Francia. Il governo conferma il limite massimo di 30 persone a Messa
«Collera, disappunto, rabbia, sorpresa». Non hanno lesinato sui vocaboli abrasivi i vescovi francesi per protestare contro «il limite incomprensibile, irrealistico, inapplicabile e irrispettoso dei cattolici» stabilito dal governo di Emmanuel Macron per la ripresa della celebrazione pubblica del culto in chiesa a partire da domenica: 30 persone al massimo per Messa, che si tratti di una grande basilica della capitale o di una piccola chiesetta di paese.
LA RABBIA DEI VESCOVI
L’annuncio di Macron martedì ha fatto infuriare Conferenza episcopale cattolica, protestanti e ortodossi.
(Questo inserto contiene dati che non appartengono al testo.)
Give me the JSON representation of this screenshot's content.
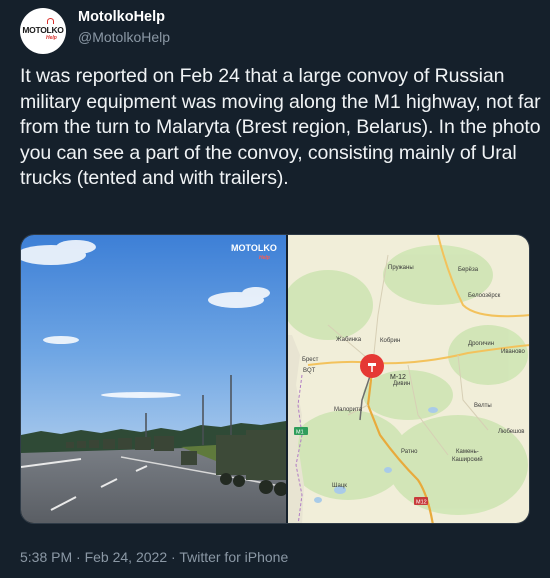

Il presidente dei vescovi, monsignor Eric de Moulins-Beaufort, ha chiesto di rivedere la decisione soprattutto perché non conforme a quanto condiviso dalla Chiesa con i tecnici governativi durante i colloqui delle scorse settimane. Questi colloqui si sono svolti su ordine del Consiglio di Stato, che dopo aver respinto per ragioni sanitarie la domanda dei cattolici di permettere la celebrazione pubblica del culto durante il lockdown, aveva però sollecitato il dialogo.
Il protocollo sanitario proposto dalla Conferenza episcopale prevede che possa essere sfruttato un terzo della capacità delle chiese e che ogni fedele abbia uno spazio attorno di 4 metri quadrati. In questo modo in ogni chiesa del paese, a prescindere dalla capienza e dall’affluenza, la prevenzione del contagio sarebbe garantita. Nonostante i tecnici sembrassero d’accordo, martedì è arrivata la doccia fredda, seguita a stretto giro dalla denuncia dei vescovi: «I cattolici sono coscienti dei rischi sanitari e sono in grado di dimostrare una totale responsabilità nell’applicazione delle regole di protezione. Le misure annunciate invece sembrano ignorare questo senso di responsabilità».
Nonostante la protesta, il premier francese Jean Castex ha mantenuto il limite delle 30 persone, una decisione che dimostra come il governo «consideri come accessoria la fede di milioni di credenti», hanno ribadito i vescovi che pensano di presentare un nuovo ricorso legale. I semplici fedeli invece sono sul piede di guerra e intendono moltiplicare le iniziative davanti alle chiese per chiedere che vengano rimosse le restrizioni alla libertà di culto.
LA DEPRESSIONE DEI SACERDOTI FRANCESI
Il mancato riconoscimento dell’importanza della fede da parte del governo è rivelatorio di un clima in Francia che ha serie ripercussioni anche sulla vita dei sacerdoti. Uno studio senza precedenti commissionato all’Union Saint Martin da parte della Chiesa cattolica ha infatti mostrato che su 6.400 preti diocesani di età inferiore ai 75 anni, il 20 per cento presenta sintomi depressivi. Circa il 7 per cento presenta uno stato di sfinimento professionale, mentre il 2 per cento è affetto da esaurimento grave.
Lo studio è stato commissionato dopo il suicidio ad agosto di due sacerdoti, che ha scioccato la comunità. In base al rapporto, ancora, molti preti hanno problemi di obesità, alcuni di alcolismo, la metà di essi vive in solitudine e per questo non cura l’aspetto fisico. Inoltre, il 20 per cento dei ministri ritiene il proprio carico di lavoro troppo pesante e il 40 per cento non vi trova alcuna soddisfazione personale. «Questi numeri sono giganteschi», ha commentato al Figaro lo psicologo e sacerdote Patrice Gourrier: «La depressione è la conseguenza della perdita del senso del ministero del sacerdote. I preti non sono accompagnati. Essere sacerdote oggi è estremamente difficile. Mancano i punti di riferimenti e pesa la cacofonia ecclesiale. Oggi la Chiesa cattolica è profondamente divisa e molti fanno fatica con la gerarchia. C’è un problema a livello di formazione spirituale, soprattutto in Occidente. Quando un prete è solo, la sua vita spirituale è in pericolo. Il legame tra i sacerdoti e i fedeli è più debole oggi e i preti sono diventati semplici “esecutori di un servizio”».